Un altro importante dettaglio che si ricava dalla Relazione della Banca d’Italia riguarda i crediti deteriorati il cui smaltimento sta avvenendo soprattutto attraverso processi di cessione. A partire dal 2016, quando le transazioni sul mercato hanno acquisito maggiore rilevanza, le vendite sono state, al lordo delle rettifiche di valore, pari a quasi 190 miliardi. In un anno difficile come il 2020 le cessioni hanno raggiunto i 33 miliardi, un risultato cui ha contribuito anche l’incentivo introdotto dal decreto “cura  Italia” che, in caso di cessioni di crediti deteriorati, ha consentito di convertire parte delle imposte anticipate in crediti di imposta.

Le rilevazioni della Vigilanza hanno documentato che questa modalità di smaltimento dei prestiti deteriorati non è quella ottimale, perché rispetto ad una gestione in house comporta per la banca un recupero significativamente più contenuto del finanziamento iniziale. D’altra parte, però, è evidente che solo lo sviluppo di questo canale ha reso possibile in pochi anni un sostanziale ridimensionamento del portafoglio dei crediti non performing.  

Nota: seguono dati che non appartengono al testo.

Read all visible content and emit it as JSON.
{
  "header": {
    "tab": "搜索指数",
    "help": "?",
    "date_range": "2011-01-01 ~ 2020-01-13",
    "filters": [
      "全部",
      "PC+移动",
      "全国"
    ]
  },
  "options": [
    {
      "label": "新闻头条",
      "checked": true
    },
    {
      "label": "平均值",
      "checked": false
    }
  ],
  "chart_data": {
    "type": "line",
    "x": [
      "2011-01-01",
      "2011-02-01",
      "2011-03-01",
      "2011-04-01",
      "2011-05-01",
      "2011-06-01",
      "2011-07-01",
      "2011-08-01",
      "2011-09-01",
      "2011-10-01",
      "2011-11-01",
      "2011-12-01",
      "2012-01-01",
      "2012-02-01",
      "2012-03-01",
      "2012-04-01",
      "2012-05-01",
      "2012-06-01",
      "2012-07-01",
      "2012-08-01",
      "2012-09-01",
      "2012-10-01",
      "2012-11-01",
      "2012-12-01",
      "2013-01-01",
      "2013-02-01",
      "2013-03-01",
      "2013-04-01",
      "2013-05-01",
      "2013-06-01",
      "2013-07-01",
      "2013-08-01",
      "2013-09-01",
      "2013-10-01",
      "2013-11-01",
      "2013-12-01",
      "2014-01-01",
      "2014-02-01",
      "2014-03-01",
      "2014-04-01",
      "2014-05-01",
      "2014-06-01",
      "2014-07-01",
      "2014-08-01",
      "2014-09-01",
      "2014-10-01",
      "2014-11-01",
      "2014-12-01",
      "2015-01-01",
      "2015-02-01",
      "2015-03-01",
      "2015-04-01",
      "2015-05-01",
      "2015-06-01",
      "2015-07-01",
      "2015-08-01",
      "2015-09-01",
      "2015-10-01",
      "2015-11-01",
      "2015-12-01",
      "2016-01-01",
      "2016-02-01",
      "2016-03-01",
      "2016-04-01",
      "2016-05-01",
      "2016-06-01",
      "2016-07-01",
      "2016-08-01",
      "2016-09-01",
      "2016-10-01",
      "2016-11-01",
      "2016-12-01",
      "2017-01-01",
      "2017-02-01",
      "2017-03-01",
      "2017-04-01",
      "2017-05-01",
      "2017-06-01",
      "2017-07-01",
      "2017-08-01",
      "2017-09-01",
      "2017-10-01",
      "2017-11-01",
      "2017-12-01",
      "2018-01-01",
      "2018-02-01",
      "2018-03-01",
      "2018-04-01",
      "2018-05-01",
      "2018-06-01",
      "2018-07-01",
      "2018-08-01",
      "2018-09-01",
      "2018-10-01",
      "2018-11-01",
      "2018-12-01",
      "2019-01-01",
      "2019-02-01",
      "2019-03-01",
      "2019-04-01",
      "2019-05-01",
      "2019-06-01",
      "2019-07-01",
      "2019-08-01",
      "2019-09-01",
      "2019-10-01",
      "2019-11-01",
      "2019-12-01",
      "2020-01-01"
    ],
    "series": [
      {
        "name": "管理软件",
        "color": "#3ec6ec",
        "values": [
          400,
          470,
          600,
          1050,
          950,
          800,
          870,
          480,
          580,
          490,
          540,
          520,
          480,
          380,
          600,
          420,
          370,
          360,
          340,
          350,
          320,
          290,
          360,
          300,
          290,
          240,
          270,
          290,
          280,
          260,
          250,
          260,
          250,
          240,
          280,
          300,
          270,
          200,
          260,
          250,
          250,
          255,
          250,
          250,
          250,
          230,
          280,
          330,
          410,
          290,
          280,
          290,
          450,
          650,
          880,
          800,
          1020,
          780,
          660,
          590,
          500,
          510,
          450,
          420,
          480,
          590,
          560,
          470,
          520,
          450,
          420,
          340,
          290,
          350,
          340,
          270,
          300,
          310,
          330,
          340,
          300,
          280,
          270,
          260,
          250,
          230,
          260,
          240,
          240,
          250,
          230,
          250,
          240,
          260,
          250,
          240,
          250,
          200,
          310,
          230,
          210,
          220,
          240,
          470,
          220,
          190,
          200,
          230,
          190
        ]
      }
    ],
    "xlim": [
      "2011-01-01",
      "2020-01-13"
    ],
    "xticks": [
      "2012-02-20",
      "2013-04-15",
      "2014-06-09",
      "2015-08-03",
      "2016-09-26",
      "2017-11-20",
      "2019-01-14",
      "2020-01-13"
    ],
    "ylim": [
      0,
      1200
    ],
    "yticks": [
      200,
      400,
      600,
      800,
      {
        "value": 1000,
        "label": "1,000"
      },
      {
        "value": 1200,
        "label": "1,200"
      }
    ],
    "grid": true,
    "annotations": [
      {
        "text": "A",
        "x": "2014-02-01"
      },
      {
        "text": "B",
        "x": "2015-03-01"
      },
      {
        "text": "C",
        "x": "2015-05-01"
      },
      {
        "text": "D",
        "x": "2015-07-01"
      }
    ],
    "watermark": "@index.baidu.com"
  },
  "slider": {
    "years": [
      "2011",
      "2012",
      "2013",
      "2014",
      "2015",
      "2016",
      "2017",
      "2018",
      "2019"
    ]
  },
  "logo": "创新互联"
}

Sotto il profilo della diversificazione dei ricavi di sicuro interesse è l’informativa fornita sull’integrazione tra banche e compagnie di assicurazione. Nel 2019 (ultimo anno disponibile) la raccolta delle compagnie assicurative attraverso il canale bancario è  stata pari al 35% del totale, una quota solo leggermente inferiore a quella riconducibile alle agenzie assicurative. Se si guarda al solo ramo vita il contributo degli sportelli bancari alla raccolta premi è sensibilmente più alto (47 miliardi, 44 % del totale); pur in forte crescita, nel ramo danni la sottoscrizione dei contratti nelle agenzie bancarie rimane invece ancora su livelli molto contenuti (2,4 miliardi, 7% del totale).